Just before noon the Mayor of Barcelona Ada Colau visited the Plaça Catalunya with her retinue. She is a very popular figure who comes from civil society in a country where many citizens don’t feel properly represented by traditional politicians. Many people followed her carrying roses, a symbol of Barcelona, while they made their way into the square.

Shortly after, around 100,000 people packed Plaça Catalunya and its adjacent streets for a minute of silence begins for the victims. Only the flapping of pigeon’s wings overhead can be heard. And then an applause and a loud chant break the silence: “I am not afraid! I am not afraid!”, sang the people in Catalan.
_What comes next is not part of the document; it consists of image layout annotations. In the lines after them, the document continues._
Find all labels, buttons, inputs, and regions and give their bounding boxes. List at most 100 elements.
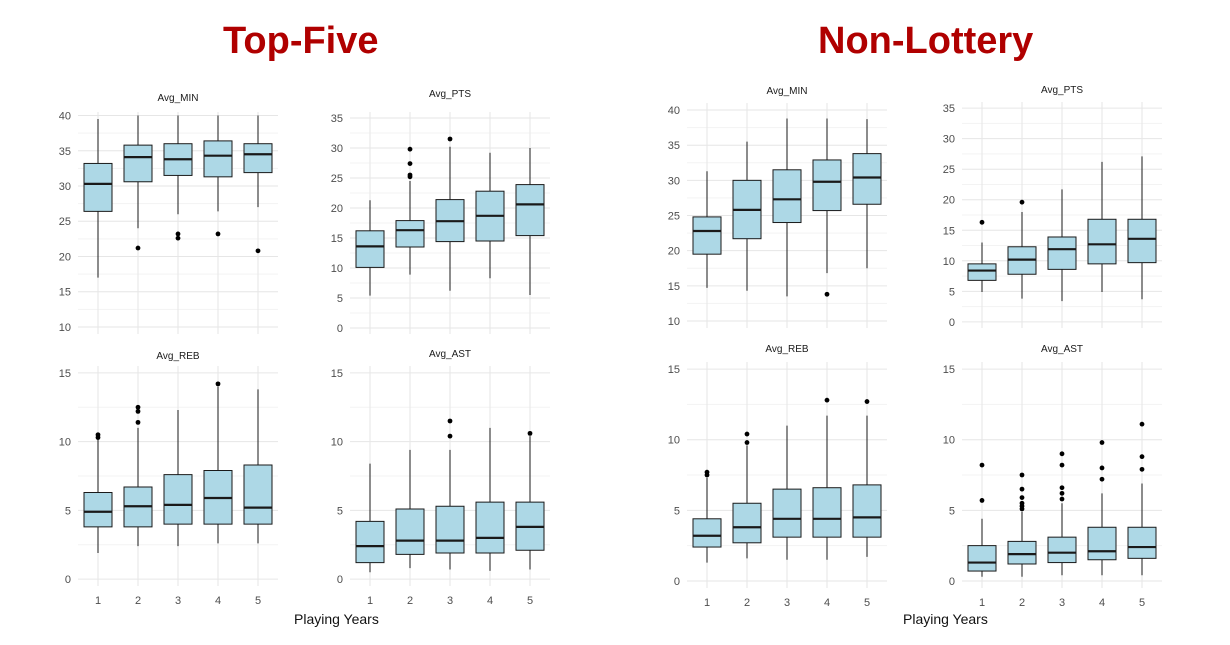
panel-6-x-tick-label: 2	[744, 597, 750, 609]
panel-5-y-tick-label: 20	[943, 195, 955, 207]
panel-4-y-tick-label: 20	[668, 246, 680, 258]
panel-4-y-tick-label: 40	[668, 105, 680, 117]
panel-3-box	[435, 505, 465, 554]
panel-0-box	[83, 162, 113, 212]
panel-7-outlier-point	[979, 462, 985, 468]
panel-0-outlier-point	[215, 231, 221, 237]
panel-2-outlier-point	[95, 432, 101, 438]
panel-7-outlier-point	[1059, 485, 1065, 491]
panel-3-box	[355, 520, 385, 564]
group-title-non-lottery: Non-Lottery	[818, 20, 1034, 62]
panel-0-y-tick-label: 25	[59, 216, 71, 228]
panel-5-box	[1047, 236, 1077, 270]
panel-3-x-tick-label: 5	[527, 595, 533, 607]
panel-1-y-tick-label: 25	[331, 173, 343, 185]
panel-1-outlier-point	[407, 146, 413, 152]
panel-0-y-tick-label: 10	[59, 322, 71, 334]
panel-1-outlier-point	[407, 161, 413, 167]
panel-6-outlier-point	[864, 399, 870, 404]
panel-5-y-tick-label: 10	[943, 256, 955, 268]
panel-5-y-tick-label: 35	[943, 103, 955, 115]
panel-3-box	[395, 508, 425, 555]
panel-7-title: Avg_AST	[1041, 344, 1083, 355]
panel-6-box	[772, 488, 802, 538]
panel-2-outlier-point	[215, 381, 221, 387]
panel-1-y-tick-label: 30	[331, 143, 343, 155]
panel-0-box	[243, 143, 273, 174]
panel-5-title: Avg_PTS	[1041, 85, 1083, 96]
panel-1-outlier-point	[407, 172, 413, 178]
panel-7-y-tick-label: 5	[949, 505, 955, 517]
panel-3-x-tick-label: 1	[367, 595, 373, 607]
panel-7-outlier-point	[1059, 451, 1065, 457]
panel-0-y-tick-label: 35	[59, 146, 71, 158]
panel-2-y-tick-label: 0	[65, 574, 71, 586]
panel-7-box	[1087, 526, 1117, 561]
panel-4-y-tick-label: 25	[668, 211, 680, 223]
panel-1-outlier-point	[447, 136, 453, 142]
panel-7-x-tick-label: 1	[979, 597, 985, 609]
panel-4-box	[772, 169, 802, 224]
panel-1-y-tick-label: 15	[331, 233, 343, 245]
panel-3-outlier-point	[527, 430, 533, 436]
panel-1-title: Avg_PTS	[429, 89, 471, 100]
panel-2-box	[243, 464, 273, 525]
panel-4-y-tick-label: 30	[668, 175, 680, 187]
panel-0-outlier-point	[175, 235, 181, 241]
panel-7-outlier-point	[1059, 462, 1065, 468]
panel-2-outlier-point	[135, 404, 141, 410]
panel-7-x-tick-label: 2	[1019, 597, 1025, 609]
panel-7-y-tick-label: 0	[949, 576, 955, 588]
group-title-top-five: Top-Five	[223, 20, 379, 62]
panel-1-box	[515, 184, 545, 237]
panel-6-box	[852, 484, 882, 538]
panel-1-y-tick-label: 20	[331, 203, 343, 215]
panel-3-y-tick-label: 0	[337, 574, 343, 586]
panel-5-y-tick-label: 5	[949, 286, 955, 298]
panel-2-x-tick-label: 4	[215, 595, 221, 607]
panel-1-y-tick-label: 0	[337, 323, 343, 335]
panel-0-outlier-point	[175, 231, 181, 237]
panel-3-y-tick-label: 5	[337, 505, 343, 517]
panel-0-box	[123, 144, 153, 183]
panel-5-y-tick-label: 15	[943, 225, 955, 237]
panel-5-y-tick-label: 25	[943, 164, 955, 176]
panel-6-outlier-point	[744, 440, 750, 445]
panel-7-box	[967, 545, 997, 572]
panel-1-y-tick-label: 10	[331, 263, 343, 275]
panel-3-outlier-point	[447, 418, 453, 424]
panel-3-box	[475, 501, 505, 554]
panel-7-box	[1007, 540, 1037, 565]
panel-2-x-tick-label: 5	[255, 595, 261, 607]
panel-3-x-tick-label: 4	[487, 595, 493, 607]
panel-4-box	[812, 159, 842, 212]
panel-7-outlier-point	[1139, 421, 1145, 427]
panel-5-box	[967, 263, 997, 281]
panel-7-outlier-point	[1099, 476, 1105, 482]
panel-6-outlier-point	[744, 431, 750, 437]
panel-7-outlier-point	[1059, 496, 1065, 502]
panel-1-y-tick-label: 5	[337, 293, 343, 305]
panel-7-outlier-point	[1019, 472, 1025, 478]
panel-2-title: Avg_REB	[156, 351, 200, 362]
panel-6-y-tick-label: 0	[674, 576, 680, 588]
panel-4-outlier-point	[824, 291, 830, 297]
panel-6-x-tick-label: 1	[704, 597, 710, 609]
panel-6-title: Avg_REB	[765, 344, 809, 355]
panel-5-outlier-point	[1019, 199, 1025, 205]
panel-7-outlier-point	[1019, 500, 1025, 506]
panel-3-y-tick-label: 10	[331, 437, 343, 449]
panel-7-outlier-point	[1139, 466, 1145, 472]
panel-0-outlier-point	[135, 245, 141, 251]
panel-7-outlier-point	[1139, 454, 1145, 460]
panel-5-y-tick-label: 0	[949, 317, 955, 329]
panel-6-x-tick-label: 3	[784, 597, 790, 609]
panel-7-y-tick-label: 10	[943, 435, 955, 447]
panel-7-x-tick-label: 4	[1099, 597, 1105, 609]
panel-7-outlier-point	[1059, 490, 1065, 496]
panel-1-box	[395, 220, 425, 248]
panel-6-box	[692, 518, 722, 548]
panel-6-outlier-point	[824, 397, 830, 403]
panel-6-x-tick-label: 4	[824, 597, 830, 609]
panel-5-box	[1087, 218, 1117, 265]
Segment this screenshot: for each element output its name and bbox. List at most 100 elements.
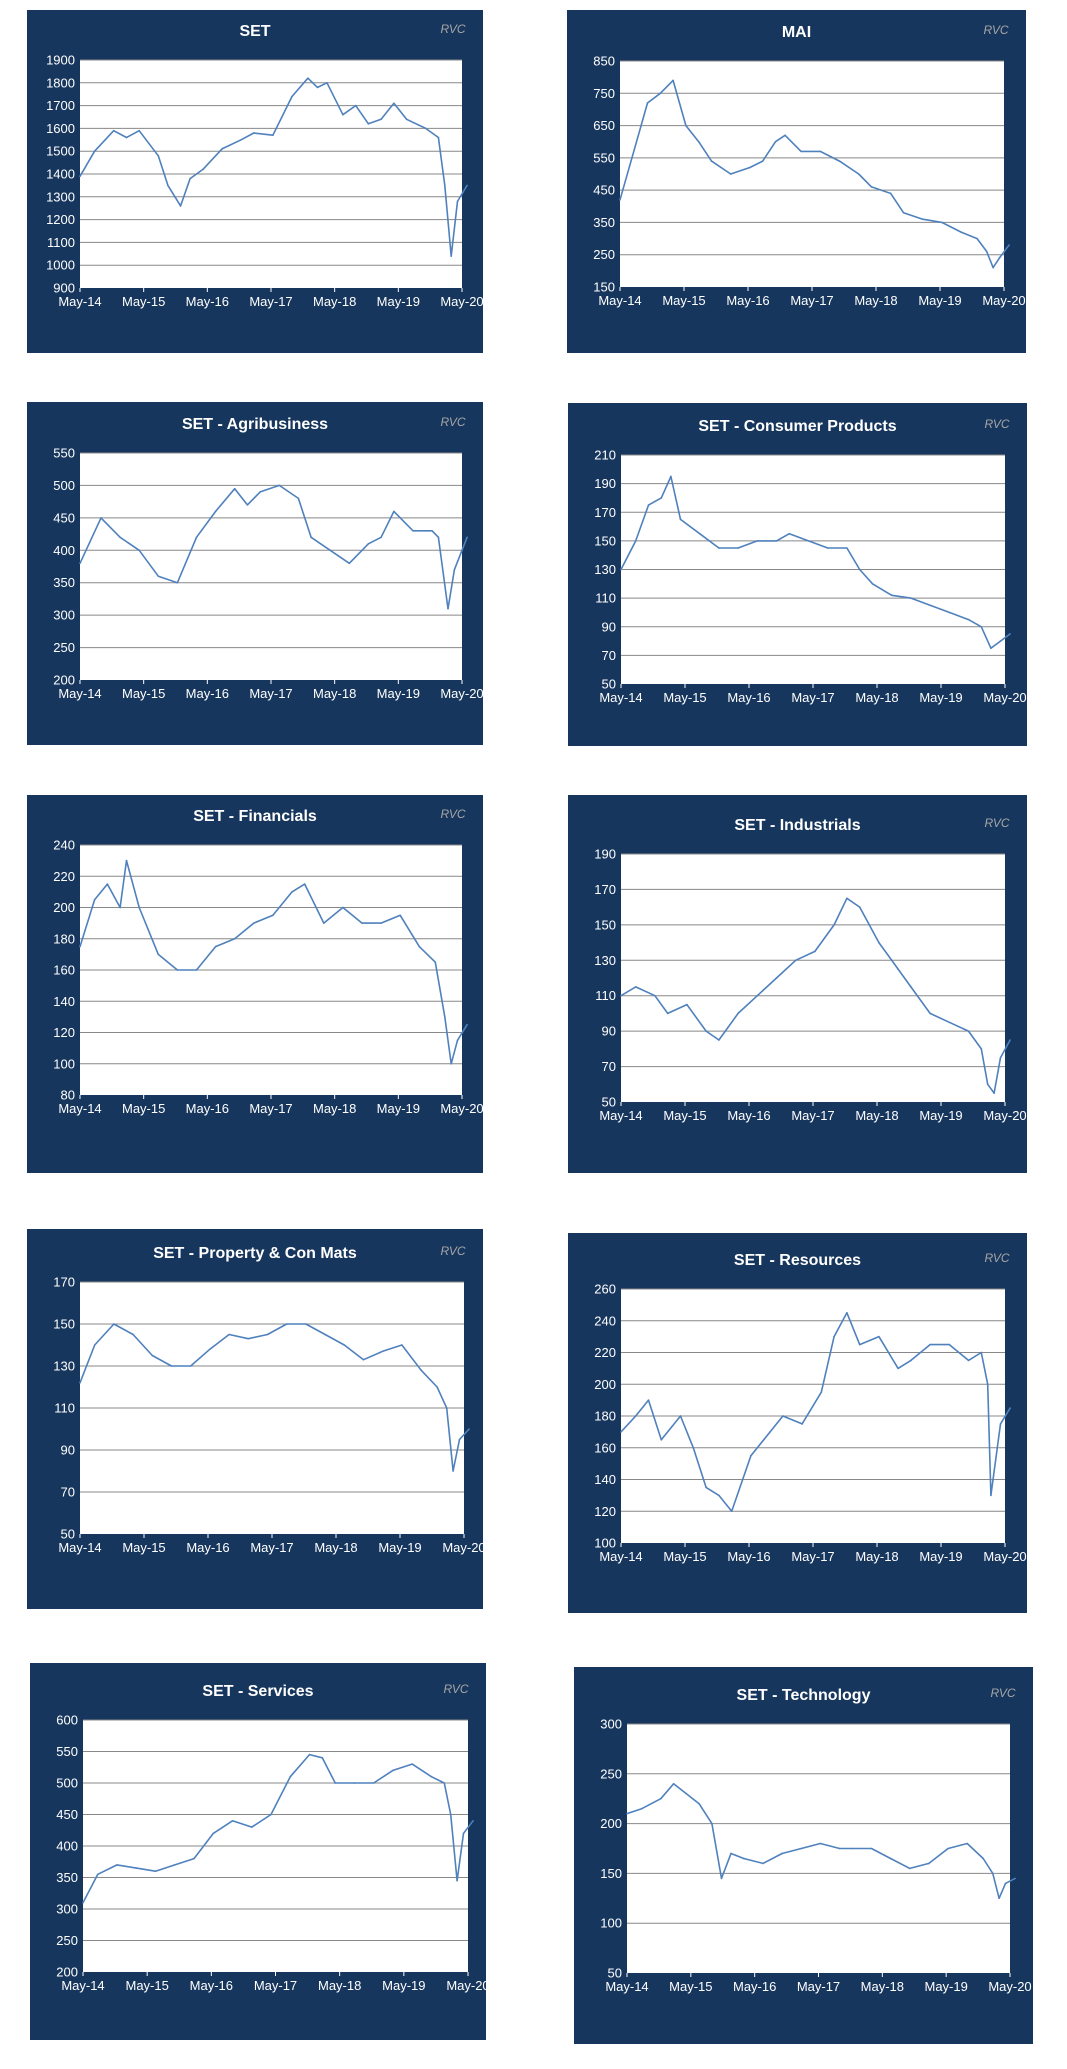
data-point [705, 1486, 707, 1489]
data-point [720, 1877, 723, 1880]
y-tick-label: 100 [600, 1916, 622, 1931]
series-line [79, 1323, 470, 1472]
brand-label: RVC [984, 417, 1009, 431]
data-point [619, 199, 621, 201]
data-point [654, 994, 656, 997]
chart-svg-set-industrials: SET - Industrials RVC 50 70 90 110 130 150 170 19… [594, 816, 1026, 1123]
data-point [908, 1867, 911, 1870]
data-point [157, 154, 160, 157]
data-point [769, 1431, 771, 1433]
data-point [342, 906, 344, 909]
brand-label: RVC [440, 807, 465, 821]
data-point [718, 1039, 720, 1041]
data-point [466, 184, 468, 187]
data-point [672, 1782, 675, 1785]
chart-svg-set-consumer-products: SET - Consumer Products RVC 50 70 90 110 130 15… [594, 417, 1026, 705]
data-point [730, 1852, 732, 1855]
brand-label: RVC [440, 415, 465, 429]
data-point [762, 1862, 764, 1865]
chart-panel-set-industrials: SET - Industrials RVC 50 70 90 110 130 150 170 19… [568, 795, 1027, 1173]
data-point [634, 540, 637, 542]
data-point [967, 1359, 970, 1362]
data-point [307, 77, 309, 80]
y-tick-label: 190 [594, 847, 616, 862]
y-tick-label: 210 [594, 448, 616, 463]
data-point [646, 102, 649, 104]
y-tick-label: 450 [593, 183, 615, 198]
y-tick-label: 200 [600, 1816, 622, 1831]
data-point [1009, 1039, 1011, 1041]
data-point [125, 136, 128, 139]
data-point [737, 547, 739, 549]
data-point [179, 205, 182, 207]
data-point [272, 134, 274, 137]
x-tick-label: May-20 [440, 686, 483, 701]
data-point [450, 1062, 452, 1065]
data-point [990, 647, 992, 650]
brand-label: RVC [990, 1686, 1015, 1700]
x-tick-label: May-16 [190, 1978, 233, 1993]
y-tick-label: 120 [53, 1025, 75, 1040]
y-tick-label: 550 [56, 1744, 78, 1759]
data-point [967, 1030, 970, 1032]
data-point [82, 1901, 84, 1904]
x-tick-label: May-20 [983, 1108, 1026, 1123]
data-point [195, 969, 198, 971]
data-point [897, 1367, 899, 1370]
data-point [640, 1807, 643, 1810]
data-point [686, 1003, 688, 1006]
data-point [1008, 244, 1010, 246]
data-point [437, 136, 440, 139]
chart-title: SET - Property & Con Mats [153, 1245, 357, 1262]
chart-panel-set-services: SET - Services RVC 200 250 300 350 400 450 500 55… [30, 1663, 490, 2040]
data-point [353, 1782, 356, 1784]
chart-panel-set-agribusiness: SET - Agribusiness RVC 200 250 300 350 400 450 5… [27, 402, 484, 745]
x-tick-label: May-19 [919, 690, 962, 705]
data-point [214, 510, 217, 513]
data-point [749, 166, 751, 169]
y-tick-label: 140 [594, 1472, 616, 1487]
data-point [246, 504, 249, 506]
chart-title: SET - Agribusiness [182, 416, 328, 433]
data-point [685, 1792, 688, 1795]
data-point [138, 549, 141, 552]
data-point [889, 1857, 892, 1860]
data-point [270, 1813, 272, 1816]
y-tick-label: 650 [593, 118, 615, 133]
data-point [278, 484, 281, 487]
data-point [620, 568, 622, 571]
data-point [316, 86, 319, 89]
data-point [737, 1012, 739, 1015]
x-tick-label: May-17 [791, 690, 834, 705]
x-tick-label: May-18 [855, 1549, 898, 1564]
data-point [119, 906, 121, 909]
data-point [660, 497, 663, 499]
data-point [775, 540, 778, 542]
data-point [456, 1039, 459, 1042]
y-tick-label: 130 [594, 953, 616, 968]
data-point [902, 211, 905, 214]
y-tick-label: 150 [594, 917, 616, 932]
data-point [858, 906, 861, 908]
data-point [106, 883, 109, 885]
data-point [782, 1415, 784, 1417]
y-tick-label: 1600 [46, 121, 75, 136]
data-point [272, 914, 274, 917]
y-tick-label: 250 [593, 247, 615, 262]
chart-title: SET - Industrials [734, 817, 860, 834]
x-tick-label: May-19 [377, 1101, 420, 1116]
plot-area [627, 1724, 1010, 1973]
data-point [960, 231, 962, 233]
data-point [756, 540, 759, 542]
x-tick-label: May-16 [726, 293, 769, 308]
y-tick-label: 190 [594, 476, 616, 491]
chart-panel-set-resources: SET - Resources RVC 100 120 140 160 180 200 220 2… [568, 1233, 1027, 1613]
data-point [380, 536, 382, 539]
x-tick-label: May-15 [122, 686, 165, 701]
data-point [666, 1012, 669, 1015]
y-tick-label: 200 [53, 900, 75, 915]
data-point [990, 1494, 992, 1497]
y-tick-label: 200 [56, 1965, 78, 1980]
data-point [626, 1812, 628, 1815]
data-point [781, 1852, 783, 1855]
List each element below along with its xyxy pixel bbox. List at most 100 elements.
Along with Colau in the centre of the square there was Carles Puigdemont, the head of the Catalan regional government and leader of the independence movement that has called for a referendum on 1 October, and along side them, King Felipe as the head of State, and Mariano Rajoy, the Prime Minister of Spain and a bitter political rival of Puigdemont. Seeing them standing together presents an image that until yesterday afternoon would’ve seemed impossible.

Very slowly people start emptying the square, where many still remain singing defiantly. “The attacks yesterday were a disgrace”, says a doorman just outside the city centre as Barcelona began returning to normality, “but we are going to carry on, what else can we do?”